Norma McCorvey, the woman at the center of Roe v. Wade, the case that legalized abortion throughout the U.S., said toward the end of her life that she eventually switched sides and joined the anti-abortion movement only for money.
McCorvey, who identified as a lesbian but had relationships with men as well as women, made the statement in the new documentary AKA Jane Roe,which will premiere Friday on FX, the Los Angeles Times reports.
McCorvey was unmarried, impoverished, and pregnant with her third child in 1970, when she decided to challenge the law in her home state of Texas that banned abortion except to save a woman's life. She used the pseudonym Jane Roe in the case. She ended up not ever having the abortion, as it took until 1973 for the U.S. Supreme Court to rule for the right to abortion nationwide, striking down Texas's law and other states' bans on the procedure.
It was seen as a coup for the anti-abortion movement when McCorvey came out against abortion in the 1990s. She became an evangelical Christian and began working with Operation Rescue, a militant group known for blockading reproductive health clinics and harassing the clinics' clients. She later renounced Operation Rescue's tactics, converted to Catholicism through Priests for Life founder Frank Pavone, and started her own anti-abortion organization.
In AKA Jane Roe, however, filmed in the months before McCorvey's death in early 2017, she said her anti-choice activism was all financially motivated and that she received payment from Operation Rescue and other groups. "I was the big fish," she said, according to a Times preview of the documentary. "I think it was a mutual thing. I took their money, and they'd put me out in front of the cameras and tell me what to say. That's what I'd say. It was all an act. I did it well too. I am a good actress."
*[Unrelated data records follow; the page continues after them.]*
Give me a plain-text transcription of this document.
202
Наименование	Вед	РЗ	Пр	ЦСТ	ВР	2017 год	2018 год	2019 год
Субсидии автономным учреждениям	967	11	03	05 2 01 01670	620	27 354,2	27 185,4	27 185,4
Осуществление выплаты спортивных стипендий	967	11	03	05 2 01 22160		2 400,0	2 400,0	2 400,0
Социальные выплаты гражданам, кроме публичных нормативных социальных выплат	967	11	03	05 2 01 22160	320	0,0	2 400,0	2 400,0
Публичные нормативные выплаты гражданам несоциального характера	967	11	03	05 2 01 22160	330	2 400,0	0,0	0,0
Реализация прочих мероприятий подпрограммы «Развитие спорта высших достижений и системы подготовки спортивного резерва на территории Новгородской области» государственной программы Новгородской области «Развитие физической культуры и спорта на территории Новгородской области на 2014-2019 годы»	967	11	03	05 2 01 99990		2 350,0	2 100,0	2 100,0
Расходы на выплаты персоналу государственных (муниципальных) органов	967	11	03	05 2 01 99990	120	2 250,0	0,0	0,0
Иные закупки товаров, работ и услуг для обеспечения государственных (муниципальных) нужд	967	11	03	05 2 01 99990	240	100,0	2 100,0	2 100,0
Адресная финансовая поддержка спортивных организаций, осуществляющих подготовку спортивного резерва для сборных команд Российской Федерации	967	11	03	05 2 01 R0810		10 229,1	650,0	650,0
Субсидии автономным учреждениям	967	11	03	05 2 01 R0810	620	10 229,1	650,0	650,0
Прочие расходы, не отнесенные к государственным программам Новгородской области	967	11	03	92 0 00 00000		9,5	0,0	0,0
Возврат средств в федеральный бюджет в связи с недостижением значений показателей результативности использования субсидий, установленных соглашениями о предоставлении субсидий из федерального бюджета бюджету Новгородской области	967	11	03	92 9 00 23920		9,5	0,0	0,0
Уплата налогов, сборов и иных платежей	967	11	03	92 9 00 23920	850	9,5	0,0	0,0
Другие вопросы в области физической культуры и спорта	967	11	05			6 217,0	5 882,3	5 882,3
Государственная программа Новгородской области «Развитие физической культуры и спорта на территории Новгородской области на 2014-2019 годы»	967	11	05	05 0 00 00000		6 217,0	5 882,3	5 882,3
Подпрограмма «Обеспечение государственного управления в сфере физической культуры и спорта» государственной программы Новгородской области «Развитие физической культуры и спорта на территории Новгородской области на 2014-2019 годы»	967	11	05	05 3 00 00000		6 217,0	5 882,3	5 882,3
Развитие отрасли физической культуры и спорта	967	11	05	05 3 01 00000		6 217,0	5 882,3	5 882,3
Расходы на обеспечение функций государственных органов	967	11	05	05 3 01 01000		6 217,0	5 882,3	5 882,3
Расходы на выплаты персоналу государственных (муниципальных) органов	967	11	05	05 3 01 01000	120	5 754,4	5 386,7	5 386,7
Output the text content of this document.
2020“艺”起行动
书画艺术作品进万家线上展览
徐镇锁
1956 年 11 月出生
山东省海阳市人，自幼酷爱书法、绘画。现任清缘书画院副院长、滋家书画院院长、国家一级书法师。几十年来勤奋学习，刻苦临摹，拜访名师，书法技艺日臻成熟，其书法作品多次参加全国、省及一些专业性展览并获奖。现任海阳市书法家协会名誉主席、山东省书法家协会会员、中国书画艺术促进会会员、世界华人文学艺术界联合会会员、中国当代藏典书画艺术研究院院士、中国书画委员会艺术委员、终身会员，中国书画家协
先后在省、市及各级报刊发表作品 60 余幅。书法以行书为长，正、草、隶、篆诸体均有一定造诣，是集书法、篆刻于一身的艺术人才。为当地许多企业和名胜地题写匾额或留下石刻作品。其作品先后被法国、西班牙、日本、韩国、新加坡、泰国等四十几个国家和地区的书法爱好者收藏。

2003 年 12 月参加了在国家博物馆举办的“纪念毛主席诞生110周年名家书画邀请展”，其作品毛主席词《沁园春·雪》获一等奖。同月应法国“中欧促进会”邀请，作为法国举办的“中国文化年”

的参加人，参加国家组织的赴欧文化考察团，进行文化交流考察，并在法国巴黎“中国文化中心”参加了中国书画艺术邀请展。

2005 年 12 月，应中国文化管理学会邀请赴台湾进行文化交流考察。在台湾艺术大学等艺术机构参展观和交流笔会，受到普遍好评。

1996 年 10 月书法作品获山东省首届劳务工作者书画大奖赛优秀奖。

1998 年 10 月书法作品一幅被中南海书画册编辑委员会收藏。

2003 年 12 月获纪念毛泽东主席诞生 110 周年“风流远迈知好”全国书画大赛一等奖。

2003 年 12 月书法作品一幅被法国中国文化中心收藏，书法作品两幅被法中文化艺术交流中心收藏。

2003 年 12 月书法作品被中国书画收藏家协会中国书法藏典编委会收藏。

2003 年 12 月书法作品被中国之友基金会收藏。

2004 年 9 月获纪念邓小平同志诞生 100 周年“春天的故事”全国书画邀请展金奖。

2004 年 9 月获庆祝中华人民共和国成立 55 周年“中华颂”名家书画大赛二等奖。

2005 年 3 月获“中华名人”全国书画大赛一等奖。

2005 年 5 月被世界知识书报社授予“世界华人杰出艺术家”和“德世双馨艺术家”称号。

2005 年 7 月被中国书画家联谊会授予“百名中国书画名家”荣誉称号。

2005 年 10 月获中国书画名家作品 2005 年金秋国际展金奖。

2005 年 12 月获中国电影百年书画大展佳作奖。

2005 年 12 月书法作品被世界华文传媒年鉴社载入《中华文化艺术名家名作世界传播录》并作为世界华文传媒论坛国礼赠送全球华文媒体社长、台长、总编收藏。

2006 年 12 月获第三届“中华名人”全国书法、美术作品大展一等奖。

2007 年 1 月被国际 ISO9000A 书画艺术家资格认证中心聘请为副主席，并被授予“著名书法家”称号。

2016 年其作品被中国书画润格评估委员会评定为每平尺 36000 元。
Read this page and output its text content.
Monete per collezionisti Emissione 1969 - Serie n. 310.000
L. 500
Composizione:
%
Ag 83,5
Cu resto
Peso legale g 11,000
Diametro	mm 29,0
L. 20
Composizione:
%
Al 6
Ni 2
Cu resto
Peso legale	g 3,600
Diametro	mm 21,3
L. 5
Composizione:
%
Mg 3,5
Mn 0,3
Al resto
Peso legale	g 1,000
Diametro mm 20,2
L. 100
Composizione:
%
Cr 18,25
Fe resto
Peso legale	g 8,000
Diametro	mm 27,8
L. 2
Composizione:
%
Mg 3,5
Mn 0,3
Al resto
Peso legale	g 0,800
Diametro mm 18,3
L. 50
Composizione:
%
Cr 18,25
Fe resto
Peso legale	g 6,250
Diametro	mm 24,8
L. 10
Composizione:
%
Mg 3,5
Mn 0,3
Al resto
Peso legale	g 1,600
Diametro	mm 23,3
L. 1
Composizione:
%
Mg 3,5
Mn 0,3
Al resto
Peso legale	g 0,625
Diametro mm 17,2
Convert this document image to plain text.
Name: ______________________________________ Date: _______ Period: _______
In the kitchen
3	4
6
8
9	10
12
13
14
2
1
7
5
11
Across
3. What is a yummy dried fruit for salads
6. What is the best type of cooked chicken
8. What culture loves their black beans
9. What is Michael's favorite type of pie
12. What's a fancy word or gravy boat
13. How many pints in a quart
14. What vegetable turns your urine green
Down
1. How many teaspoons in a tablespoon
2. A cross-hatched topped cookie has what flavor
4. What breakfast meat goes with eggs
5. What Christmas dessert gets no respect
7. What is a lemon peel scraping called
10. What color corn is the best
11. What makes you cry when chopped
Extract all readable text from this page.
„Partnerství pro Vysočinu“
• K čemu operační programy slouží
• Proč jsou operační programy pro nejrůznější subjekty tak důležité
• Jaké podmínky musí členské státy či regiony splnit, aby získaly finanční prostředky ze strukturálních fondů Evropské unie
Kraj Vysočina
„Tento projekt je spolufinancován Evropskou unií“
"If a young woman wants to have an abortion, that's no skin off my ass," she added. "That's why they call it choice."
Rob Schenck, an evangelical minister and former Operation Rescue leader, who has distanced himself from the group, offered support for McCorvey's assertions. The organization was paying her because of the fear "that she would go back to the other side," he said in the film. "There were times I wondered: Is she playing us? And what I didn't have the guts to say was, because I know damn well we were playing her. ... What we did with Norma was highly unethical."
The documentary also shows McCorvey on election night 2016, expressing support for pro-choice Democratic presidential nominee Hillary Clinton. "I wish I knew how many abortions Donald Trump was responsible for," McCorvey said of the Republican nominee and eventual victor, who has catered to anti-choice forces. "I'm sure he's lost count, if he can count that high."
McCorvey was in a relationship with Connie Gonzalez (some publications have spelled her name Gonzales) for decades. With McCorvey's embrace of conservative religious values, she said she was no longer a lesbian. The two women remained close, however, although McCorvey said they had become platonic friends instead of romantic partners. They continued to live together, and a 2006 Washington Times article noted that McCorvey was caring for Gonzalez, who was recovering from a stroke.
Director Nick Sweeney told the Times he found McCorvey a compelling subject. "I thought she was extremely interesting and enigmatic," he said. "I liked that her life was full of these fascinating contradictions."
Sweeney's work has often focused on social issues. His credits include Born in the Wrong Body, a 2015 British docuseries about transgender children in the U.K.